Mark tidak tahu apa yang dia harapkan, tetapi dia tidak mengharapkan nama itu. "Aiden siapa? Apa kau tahu nama belakangnya?"

"Lewis atau Lawson, kurasa. Aku tidak ingat."

"Tidak, aku tidak kenal dia," balas Mark, sembari mencatat nama itu dalam hati. "Memangnya dia siapa?"

"Seingatku dia pernah ditangkap karena kepemilikan narkoba dan ditahan di pusat penahanan remaja. Detektif itu kira aku ada di sana karena Aiden. Kurasa itu tidak mungkin, ya?"

"Sepertinya tidak. Apa lagi yang kauingat?"

Lilly menggeleng. "Bagaimana kalau kau saja yang bercerita? Seperti apa pertemuan terakhir kita? Apakah aku terlihat gelisah dan ingin cepat-cepat pergi?"

"Aku tidak bisa menceritakannya kepadamu."

"Kau curang sekali. Aku juga sedang mencari tahu apa yang terjadi, Thomas. Aku ingin mengingatmu, tetapi kau harus membantuku juga."

Nada suara Mark juga meninggi saat membalas, "Aku tidak bisa mengembalikan ingatanmu! Hanya kau yang bisa melakukannya."

"Aku sedang mengusahakannya, Thom. Aku hanya memintamu membantuku. Kenapa kau justru bersikap penuh rahasia, seolah-olah kau tidak mau aku ingat?"

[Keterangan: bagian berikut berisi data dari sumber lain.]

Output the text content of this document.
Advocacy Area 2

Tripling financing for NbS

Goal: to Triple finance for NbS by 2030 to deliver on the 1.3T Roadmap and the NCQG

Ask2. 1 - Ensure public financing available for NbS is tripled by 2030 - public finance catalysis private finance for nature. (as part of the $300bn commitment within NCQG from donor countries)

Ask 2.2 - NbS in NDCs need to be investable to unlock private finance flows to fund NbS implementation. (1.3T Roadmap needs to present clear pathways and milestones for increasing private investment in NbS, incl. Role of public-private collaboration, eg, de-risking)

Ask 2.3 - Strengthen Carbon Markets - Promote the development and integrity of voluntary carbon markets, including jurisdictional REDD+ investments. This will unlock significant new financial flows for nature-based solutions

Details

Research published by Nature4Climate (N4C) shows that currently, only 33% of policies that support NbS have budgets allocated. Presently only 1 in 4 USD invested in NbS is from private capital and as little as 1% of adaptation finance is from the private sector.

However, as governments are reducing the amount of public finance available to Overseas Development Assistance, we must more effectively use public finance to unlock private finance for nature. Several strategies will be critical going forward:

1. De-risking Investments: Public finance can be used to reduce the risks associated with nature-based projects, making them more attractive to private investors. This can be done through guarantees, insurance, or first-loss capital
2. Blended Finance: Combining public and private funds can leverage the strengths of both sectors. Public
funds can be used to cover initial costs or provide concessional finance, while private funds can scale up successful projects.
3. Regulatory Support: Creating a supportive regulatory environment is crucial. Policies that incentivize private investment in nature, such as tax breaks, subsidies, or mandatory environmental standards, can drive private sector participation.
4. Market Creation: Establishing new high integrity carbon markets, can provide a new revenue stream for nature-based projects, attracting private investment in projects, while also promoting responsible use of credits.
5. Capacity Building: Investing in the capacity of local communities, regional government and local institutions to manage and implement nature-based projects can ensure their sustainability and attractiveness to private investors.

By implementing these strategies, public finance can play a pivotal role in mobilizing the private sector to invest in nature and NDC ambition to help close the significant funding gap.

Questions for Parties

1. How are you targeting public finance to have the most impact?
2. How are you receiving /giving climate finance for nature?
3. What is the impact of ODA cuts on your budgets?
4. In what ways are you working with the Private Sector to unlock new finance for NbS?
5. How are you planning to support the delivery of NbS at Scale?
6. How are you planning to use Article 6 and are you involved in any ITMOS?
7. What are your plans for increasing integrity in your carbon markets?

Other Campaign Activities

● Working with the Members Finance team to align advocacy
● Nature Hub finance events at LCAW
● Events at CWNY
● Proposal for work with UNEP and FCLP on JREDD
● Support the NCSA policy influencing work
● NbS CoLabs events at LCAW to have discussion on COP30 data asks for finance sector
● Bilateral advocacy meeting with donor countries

Emosi Lilly tergambar jelas di kedua matanya. Dia marah. Mark tahu semua ini memang terasa tidak adil untuk Lilly—Mark hanya bisa meminta dan memancing ingatan Lilly, sementara gadis itu harus bekerja keras mengingat semuanya. Namun, Mark tidak mungkin melakukan lebih dari itu. Dia tidak bisa memberikan Lilly memorinya. Tugasnya hanyalah memancing ingatan itu agar muncul.

"Sebaiknya kau pulang," kata Lilly kemudian. "Aku ingin beristirahat. Kau bisa meminta ibuku atau Clara untuk mengantarmu keluar."

Mark menurutinya. Diatidak bisa mengacaukannya. Tidak saat dia sudah sejauh ini.